The years between 1853 and 1876 were difficult ones for the capital city’s artisans; they often found themselves with little or no work. Unemployment among artisans was so prevalent that government officials and police authorities often mentioned artisan and vago (homeless) in the same sentence. Illades argues that internal warfare, foreign invasions, and the country’s general political instability all contributed to a fall in demand for manufactured products and the subsequent fall in employment.

At the same time that artisans found themselves increasingly out of work, the institutions that defended and aided them came under attack. The prevalence of liberal ideology among Mexico’s governing elite and the opposition to religious and corporate bodies led to the end of the two institutions artisans relied on, the guild and the cofradía. To respond to the difficulties they continued to face, the artisans then created mutual aid societies and cooperatives; they even went on strike. Their struggle to organize and defend themselves culminated in 1876 with the Congreso Obrero.

Illades describes the relationship between artisans and the state during this period as harmonious. The artisan organizations avoided conflict with the state; and the government, in turn, often did not enforce laws already on the books, such as those making strikes illegal. While the government may not have directly attacked artisans and their organizations, however, some of the laws it passed undoubtedly hastened the demise of many of the artisan organizations, such as the guild.

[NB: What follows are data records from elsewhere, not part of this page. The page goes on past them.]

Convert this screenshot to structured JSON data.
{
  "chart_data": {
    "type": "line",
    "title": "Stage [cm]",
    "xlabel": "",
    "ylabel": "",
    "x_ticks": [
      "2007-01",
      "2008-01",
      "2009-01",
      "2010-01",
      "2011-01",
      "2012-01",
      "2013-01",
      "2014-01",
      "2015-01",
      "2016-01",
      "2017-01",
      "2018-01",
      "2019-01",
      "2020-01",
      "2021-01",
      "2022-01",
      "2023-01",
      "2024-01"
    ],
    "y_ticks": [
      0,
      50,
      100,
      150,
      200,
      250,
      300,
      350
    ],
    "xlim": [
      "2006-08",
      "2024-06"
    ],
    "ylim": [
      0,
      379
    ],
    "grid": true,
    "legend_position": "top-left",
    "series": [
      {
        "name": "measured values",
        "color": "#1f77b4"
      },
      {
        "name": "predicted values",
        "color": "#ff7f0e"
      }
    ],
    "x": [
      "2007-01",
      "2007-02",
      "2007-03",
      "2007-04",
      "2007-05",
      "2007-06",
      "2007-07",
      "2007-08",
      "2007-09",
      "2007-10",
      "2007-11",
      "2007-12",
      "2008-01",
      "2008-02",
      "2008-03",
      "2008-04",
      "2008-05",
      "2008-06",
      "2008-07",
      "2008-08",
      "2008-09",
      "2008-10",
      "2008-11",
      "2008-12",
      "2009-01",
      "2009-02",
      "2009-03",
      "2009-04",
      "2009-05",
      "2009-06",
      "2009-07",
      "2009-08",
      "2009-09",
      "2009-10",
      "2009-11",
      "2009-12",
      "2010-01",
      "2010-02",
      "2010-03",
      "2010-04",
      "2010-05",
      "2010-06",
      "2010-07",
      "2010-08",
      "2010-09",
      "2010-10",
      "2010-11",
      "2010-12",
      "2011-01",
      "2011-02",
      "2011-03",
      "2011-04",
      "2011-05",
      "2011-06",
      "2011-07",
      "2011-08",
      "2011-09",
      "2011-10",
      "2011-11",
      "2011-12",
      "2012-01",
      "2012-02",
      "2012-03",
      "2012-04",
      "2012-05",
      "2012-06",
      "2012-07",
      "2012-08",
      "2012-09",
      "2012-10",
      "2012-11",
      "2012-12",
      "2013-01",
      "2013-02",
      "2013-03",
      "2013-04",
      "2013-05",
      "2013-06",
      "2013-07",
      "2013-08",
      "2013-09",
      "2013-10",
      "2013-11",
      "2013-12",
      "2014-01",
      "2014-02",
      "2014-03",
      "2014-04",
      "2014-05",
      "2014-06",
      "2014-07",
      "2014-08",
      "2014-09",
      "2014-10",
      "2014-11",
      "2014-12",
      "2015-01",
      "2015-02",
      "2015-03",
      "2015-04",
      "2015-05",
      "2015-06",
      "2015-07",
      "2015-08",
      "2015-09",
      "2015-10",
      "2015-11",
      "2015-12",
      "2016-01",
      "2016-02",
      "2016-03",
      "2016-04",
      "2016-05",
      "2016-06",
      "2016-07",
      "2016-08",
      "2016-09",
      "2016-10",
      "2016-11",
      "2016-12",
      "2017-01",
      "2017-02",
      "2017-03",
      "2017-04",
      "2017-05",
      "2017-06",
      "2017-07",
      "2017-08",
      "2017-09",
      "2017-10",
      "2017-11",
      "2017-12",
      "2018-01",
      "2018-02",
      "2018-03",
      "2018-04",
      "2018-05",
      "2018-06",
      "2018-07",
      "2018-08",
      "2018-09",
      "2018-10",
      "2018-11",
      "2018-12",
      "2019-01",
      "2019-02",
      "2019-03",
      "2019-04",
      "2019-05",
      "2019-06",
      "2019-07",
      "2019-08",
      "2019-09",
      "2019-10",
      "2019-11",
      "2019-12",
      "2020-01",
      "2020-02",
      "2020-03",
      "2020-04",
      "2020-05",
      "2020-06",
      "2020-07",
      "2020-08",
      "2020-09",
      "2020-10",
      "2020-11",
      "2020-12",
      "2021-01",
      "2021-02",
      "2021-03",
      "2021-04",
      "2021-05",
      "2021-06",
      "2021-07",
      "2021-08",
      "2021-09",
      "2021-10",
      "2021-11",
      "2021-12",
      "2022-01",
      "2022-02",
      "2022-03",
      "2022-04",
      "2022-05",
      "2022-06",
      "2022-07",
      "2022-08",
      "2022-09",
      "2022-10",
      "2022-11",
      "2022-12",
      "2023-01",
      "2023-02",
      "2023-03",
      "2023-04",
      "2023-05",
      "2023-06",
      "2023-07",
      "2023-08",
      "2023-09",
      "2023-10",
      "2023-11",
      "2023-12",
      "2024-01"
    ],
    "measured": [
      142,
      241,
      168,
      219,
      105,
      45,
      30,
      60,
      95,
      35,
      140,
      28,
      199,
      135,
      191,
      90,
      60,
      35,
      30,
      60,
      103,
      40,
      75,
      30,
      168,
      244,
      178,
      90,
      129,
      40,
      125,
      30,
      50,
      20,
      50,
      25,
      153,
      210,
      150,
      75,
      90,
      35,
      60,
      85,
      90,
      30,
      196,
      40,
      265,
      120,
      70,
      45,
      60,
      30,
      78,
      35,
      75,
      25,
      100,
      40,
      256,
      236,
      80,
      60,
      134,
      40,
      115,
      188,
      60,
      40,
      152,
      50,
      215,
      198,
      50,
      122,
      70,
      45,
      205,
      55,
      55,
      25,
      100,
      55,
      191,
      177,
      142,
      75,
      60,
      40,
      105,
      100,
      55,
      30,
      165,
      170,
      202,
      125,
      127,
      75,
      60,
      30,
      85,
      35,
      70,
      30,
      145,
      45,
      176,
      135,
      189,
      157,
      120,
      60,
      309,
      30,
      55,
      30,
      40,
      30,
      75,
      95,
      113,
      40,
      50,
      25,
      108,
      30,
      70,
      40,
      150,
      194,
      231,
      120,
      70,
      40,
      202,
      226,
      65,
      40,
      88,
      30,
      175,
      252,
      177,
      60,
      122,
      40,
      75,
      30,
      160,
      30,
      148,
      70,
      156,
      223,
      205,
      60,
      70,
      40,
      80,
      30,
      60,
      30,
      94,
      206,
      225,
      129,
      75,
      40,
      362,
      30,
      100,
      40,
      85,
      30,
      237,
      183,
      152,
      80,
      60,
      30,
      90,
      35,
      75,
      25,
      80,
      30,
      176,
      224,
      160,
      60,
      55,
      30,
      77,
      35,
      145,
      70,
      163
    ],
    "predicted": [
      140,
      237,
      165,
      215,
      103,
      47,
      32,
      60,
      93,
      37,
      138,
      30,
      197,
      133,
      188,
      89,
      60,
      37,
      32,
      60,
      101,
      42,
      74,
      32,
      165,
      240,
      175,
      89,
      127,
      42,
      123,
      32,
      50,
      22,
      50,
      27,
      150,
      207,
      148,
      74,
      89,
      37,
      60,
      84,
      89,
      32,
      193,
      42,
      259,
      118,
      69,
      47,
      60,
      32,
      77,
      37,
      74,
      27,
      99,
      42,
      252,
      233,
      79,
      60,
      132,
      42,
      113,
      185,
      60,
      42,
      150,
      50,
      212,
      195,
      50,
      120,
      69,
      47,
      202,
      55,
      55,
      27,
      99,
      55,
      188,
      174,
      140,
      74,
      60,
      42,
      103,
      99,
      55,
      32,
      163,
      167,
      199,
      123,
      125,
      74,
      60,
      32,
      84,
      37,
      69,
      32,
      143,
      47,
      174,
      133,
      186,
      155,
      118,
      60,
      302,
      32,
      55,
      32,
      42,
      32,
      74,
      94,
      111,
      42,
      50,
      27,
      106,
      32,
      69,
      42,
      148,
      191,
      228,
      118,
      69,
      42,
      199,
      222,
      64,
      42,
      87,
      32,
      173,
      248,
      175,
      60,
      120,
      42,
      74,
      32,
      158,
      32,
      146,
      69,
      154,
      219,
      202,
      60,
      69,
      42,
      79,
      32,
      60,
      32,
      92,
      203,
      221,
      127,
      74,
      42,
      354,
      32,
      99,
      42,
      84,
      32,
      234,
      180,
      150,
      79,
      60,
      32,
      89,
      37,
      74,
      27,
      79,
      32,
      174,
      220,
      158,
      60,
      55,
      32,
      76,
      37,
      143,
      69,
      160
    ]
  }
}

Illades’s arguments throughout are well supported with evidence from newspapers and cases from the Tribunal de Vagos, as well as decrees, laws, and manifestos produced by both the government and the artisan organizations. The author also successfully employs the new labor history approach. Particularly interesting is his analysis of language, as pioneered by William Sewell in his study of French workers, to examine how the artisans’ views changed throughout this period. Illades’s study of Mexico City artisans is a welcome addition to the literature of Latin American and Mexican labor history.